There are practical considerations as well. A well-executed brand creates a toolbox for stakeholders to use that is consistent, saves time, and doesn’t require a reinvention of the wheel every time staff develops a new publication, web page, cover sheet, or PowerPoint presentation. In fact, well executed brands can be deployed in countless ways beyond the logo and tagline. A brand system can unite events, organizations, and other amenities as desired by a community; can be deployed in environmental graphics including banners, wayfinding signs, and gateways; and can be used for digital graphics such as web page redesigns, social media tools, and smartphones.  Ultimately, a sound marketing strategy creates efficiencies of consistency between message and mission.


Successful brands can also serve as a way for communities to partner with businesses to better market a locale.

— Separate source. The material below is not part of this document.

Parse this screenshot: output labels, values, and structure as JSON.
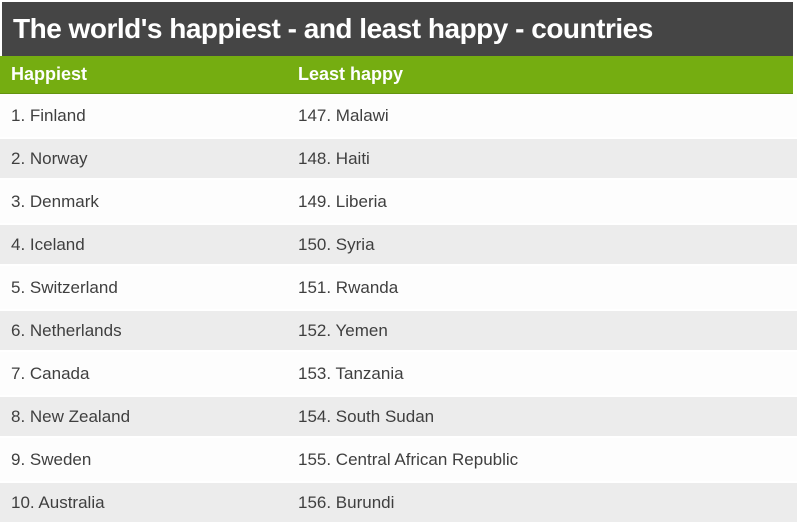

Examples here might include ad templates for merchant association and individual business use. Some communities have used their identity systems to create public art, shirts and hats, and even jewelry.

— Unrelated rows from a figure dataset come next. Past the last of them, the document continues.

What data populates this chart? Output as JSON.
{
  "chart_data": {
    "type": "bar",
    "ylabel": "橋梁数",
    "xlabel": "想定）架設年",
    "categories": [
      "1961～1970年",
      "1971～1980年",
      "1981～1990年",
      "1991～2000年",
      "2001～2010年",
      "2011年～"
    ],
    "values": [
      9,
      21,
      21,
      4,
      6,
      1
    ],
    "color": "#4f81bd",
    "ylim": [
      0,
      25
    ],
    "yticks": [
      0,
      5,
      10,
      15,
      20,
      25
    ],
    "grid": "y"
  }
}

The Pitfalls of Community Branding

Community branding can be a complex task especially when confronting the question “To whom are we marketing?” Tourism has been the most common reason communities have traditionally branded themselves. Branding has long been the realm of country, State, or local visitors’ bureaus. However, a brand crafted exclusively for visitors runs the risk of not resonating with locals.


Outside of tourism marketing, community branding has often been relegated to a committee charged with creating a seal or logo or an open contest judged by a committee. The results of these exercises range from excellent to disastrous. This process takes considerable time and deliberation that can drain any creativity out of the original design. In our work with communities, we have seen community seals packed full of images that include a flowing river, cogs in the wheels of industry, religious symbols, and even the scales of justice superimposed upon a wingless eagle.

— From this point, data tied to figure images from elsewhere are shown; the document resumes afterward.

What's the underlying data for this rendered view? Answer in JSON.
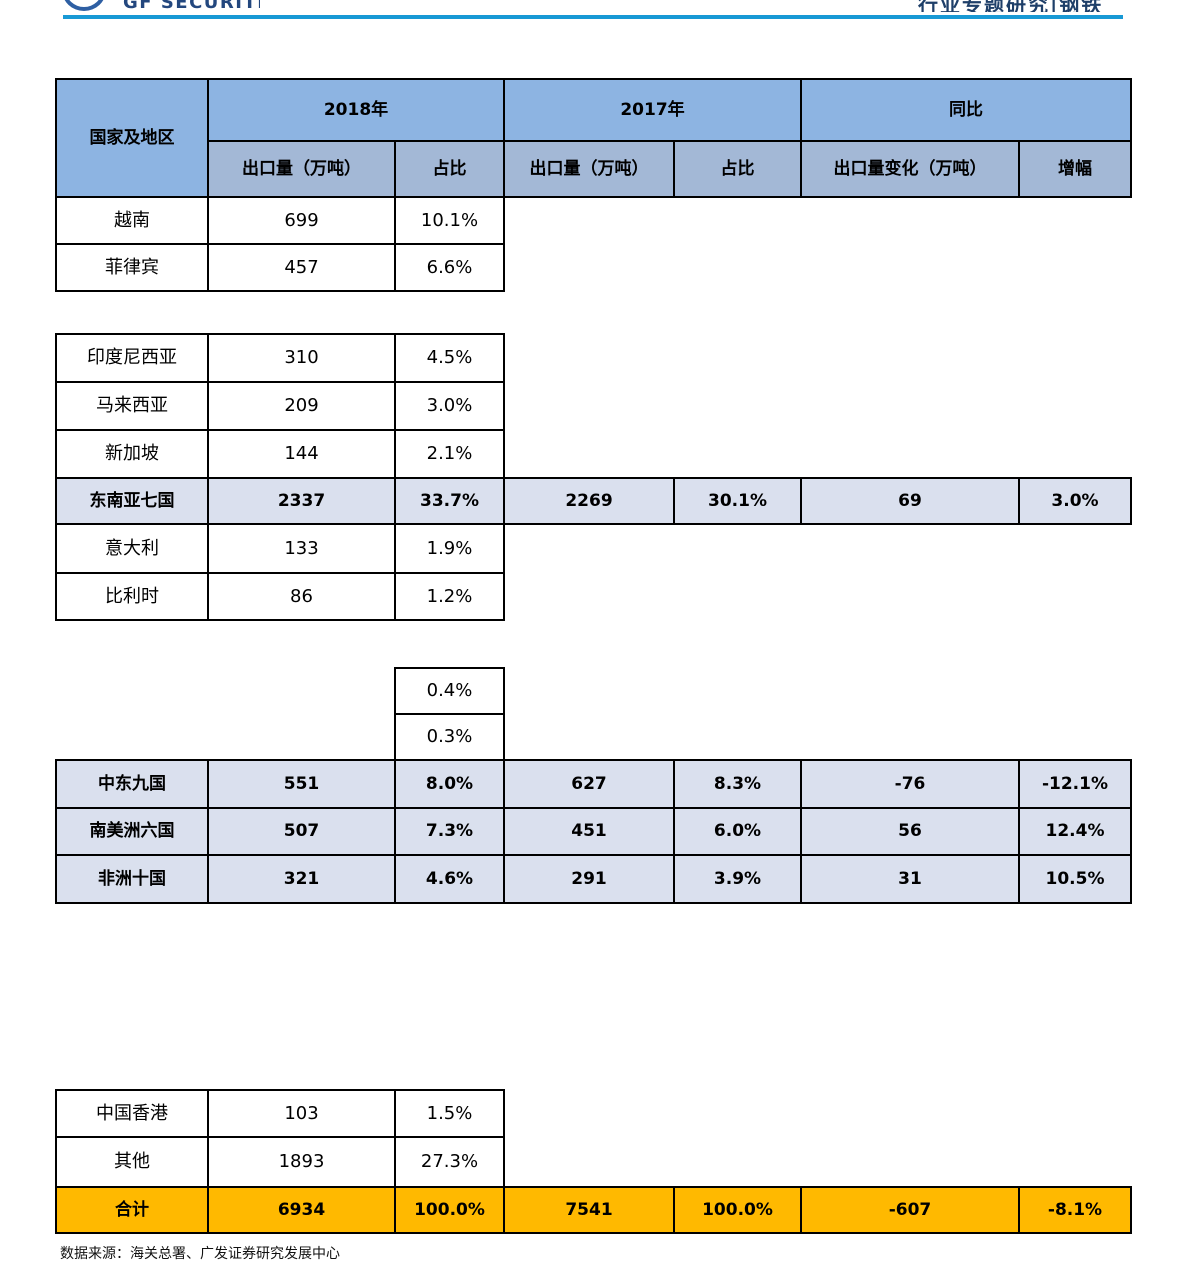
{
  "brand": {
    "logo_text": "GF SECURITIES",
    "right_title": "行业专题研究|钢铁",
    "accent_color": "#1899D5",
    "navy_color": "#1E3F69"
  },
  "table": {
    "header": {
      "region_label": "国家及地区",
      "year_groups": [
        "2018年",
        "2017年",
        "同比"
      ],
      "sub_labels": [
        "出口量（万吨）",
        "占比",
        "出口量（万吨）",
        "占比",
        "出口量变化（万吨）",
        "增幅"
      ]
    },
    "colors": {
      "header_bg": "#8DB4E2",
      "subheader_bg": "#A3B8D6",
      "group_row_bg": "#DAE0EE",
      "total_row_bg": "#FFB900"
    },
    "rows": [
      {
        "type": "country",
        "label": "越南",
        "values": [
          "699",
          "10.1%"
        ]
      },
      {
        "type": "country",
        "label": "菲律宾",
        "values": [
          "457",
          "6.6%"
        ]
      },
      {
        "type": "country",
        "label": "印度尼西亚",
        "values": [
          "310",
          "4.5%"
        ]
      },
      {
        "type": "country",
        "label": "马来西亚",
        "values": [
          "209",
          "3.0%"
        ]
      },
      {
        "type": "country",
        "label": "新加坡",
        "values": [
          "144",
          "2.1%"
        ]
      },
      {
        "type": "group",
        "label": "东南亚七国",
        "values": [
          "2337",
          "33.7%",
          "2269",
          "30.1%",
          "69",
          "3.0%"
        ]
      },
      {
        "type": "country",
        "label": "意大利",
        "values": [
          "133",
          "1.9%"
        ]
      },
      {
        "type": "country",
        "label": "比利时",
        "values": [
          "86",
          "1.2%"
        ]
      },
      {
        "type": "share_only",
        "label": "",
        "values": [
          "0.4%"
        ]
      },
      {
        "type": "share_only",
        "label": "",
        "values": [
          "0.3%"
        ]
      },
      {
        "type": "group",
        "label": "中东九国",
        "values": [
          "551",
          "8.0%",
          "627",
          "8.3%",
          "-76",
          "-12.1%"
        ]
      },
      {
        "type": "group",
        "label": "南美洲六国",
        "values": [
          "507",
          "7.3%",
          "451",
          "6.0%",
          "56",
          "12.4%"
        ]
      },
      {
        "type": "group",
        "label": "非洲十国",
        "values": [
          "321",
          "4.6%",
          "291",
          "3.9%",
          "31",
          "10.5%"
        ]
      },
      {
        "type": "country",
        "label": "中国香港",
        "values": [
          "103",
          "1.5%"
        ]
      },
      {
        "type": "country",
        "label": "其他",
        "values": [
          "1893",
          "27.3%"
        ]
      },
      {
        "type": "total",
        "label": "合计",
        "values": [
          "6934",
          "100.0%",
          "7541",
          "100.0%",
          "-607",
          "-8.1%"
        ]
      }
    ]
  },
  "footer": {
    "source_text": "数据来源：海关总署、广发证券研究发展中心"
  }
}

The other trap that ensnares communities is cliché. As a firm that has worked in many downtowns, we often are amused by the two camps that many downtown logos fall into: the clock/lamppost camp and the precious building facade camp. The clichéd tagline invariably involves one of the phrases “heart of,” “gateway to,” or the much-dreaded “cherishing the past while embracing the future” which has numerous permutations.



What is Dallas to you?

A true brand avoids clichés, is relevant to locals, and is done with creativity in mind. The best brands are authentic, meaningful, and forward thinking. That’s not to say that a community should not acknowledge its history, but rather it should use that history to tell the story of what the community is about today. Consequently, the term “branding” is debated among those of us who engage in the practice. Many citizens are naturally skeptical of branding as a term as it sounds artificial and thus off-putting. We have started using the phrase “community image building” or “community identity” as a more apt way of describing what a community brand is. In Latin America, the term “marca de ciudad” or “marca de comunidad” are much more precise terms for a branding effort.


Tripp Muldrow, AICP, is president of Arnett Muldrow & Associates, Ltd., founded in 2002 in Greenville, South Carolina. A past president of the South Carolina Chapter of the American Planning Association, Tripp has conducted downtown master plans, neighborhood revitalization plans, and economic development strategies alongside extensive branding work in three hundred communities in forty three US States as well as in Canada and Belize.